Guest writer, Maciej Kranz, vice president of corporate strategic innovations at Cisco, advocated in his article that start-ups need to “throw assumptions and principles that worked in the previous technology waves out the window” to gain an advantage. His view is driven by observations in how the IoT market quickly accelerated a few years ago after IoT was placed on top of Gartner’s hype cycle in back to back years combined with the acquisition of Nest by Google.
Kranz shares that he experienced an onslaught of undifferentiated companies all making proprietary devices that connect various sensors and who concertedly tried to appeal to multiple industrial segments. Very few had vertical expertise with deep understanding of their customer’s industry, needs, and business challenges, which is why they struggled. He also advocates not going it alone and recommends partnerships as another means to further yourself with selling to a specific sector.
His ultimate recommendation for IoT small businesses is to “step outside of the traditional role of a technology company that sells to IT, service providers, or consumers. The goal of IoT is to address the specific care-abouts of [line of business (LoB)] decision makers in specific vertical markets. More and more, LoB executives are the ones making technology purchase decisions.”
Hindsight is always twenty-twenty, and it’s easy to provide this advice after seeing that old means of selling can no longer be applied to a new technology. However, the parallels between the market acceleration for IoT then and what, we believe, will be a similar pace for machine learning (ML) in the coming 12-18 months, are uncanny.
While Gartner currently doesn’t expect the mainstream adoption of machine learning for two to five years, given recent market dynamics we suspect they may soon early up their view. Forrester is already more bullish than them on insights-driven businesses that will fuel growth by utilizing their data and adopting ML and artificial intelligence.
Two recent “Google Nest-like” catalysts fall within the retail sector, which we see as the hotbed for quickening ML’s adoption into products that drive tangible benefit to consumers. The well-reported shift into offline retail by Amazon with their purchase of Whole Foods is one; giving them a premium playground to further strengthen their existing ML capabilities. But it should not be overlooked that Wal-Mart continues its drive into acquiring niche online retailers, such as Jet.com, Modcloth, Moosejaw, and Hayneedle, as they pick up Bonobos for $310 million, which introduces the everyday low price retailer to new customer segments.

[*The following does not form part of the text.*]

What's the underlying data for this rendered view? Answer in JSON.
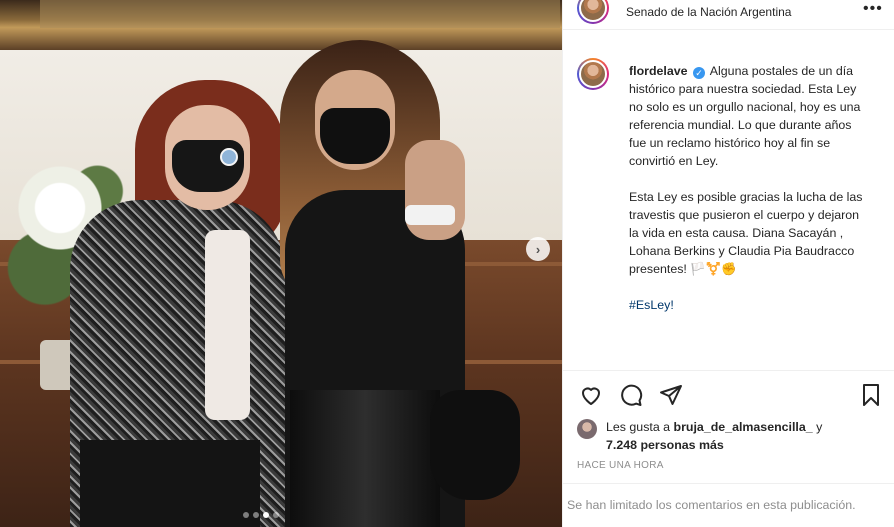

Both add competitive intensity, with the blurring of offline and online retail plus expansion beyond core customers, in a sector seeing iconic brands shutting their doors and that is primed for ML adoption to drive automation and efficiencies. More importantly, this need for change in a specific sector is what will drive ML retail products to deliver real value to consumers and, ultimately, avoid the subsequent disappointment from undifferentiated IoT products with no real viable consumer utility.
Is this all déjà vu exactly? Perhaps not. But it is clear where the momentum is headed on a need for retailers to change to remain competitive and we expect that the adoption of ML solutions in retail will push it into the mainstream.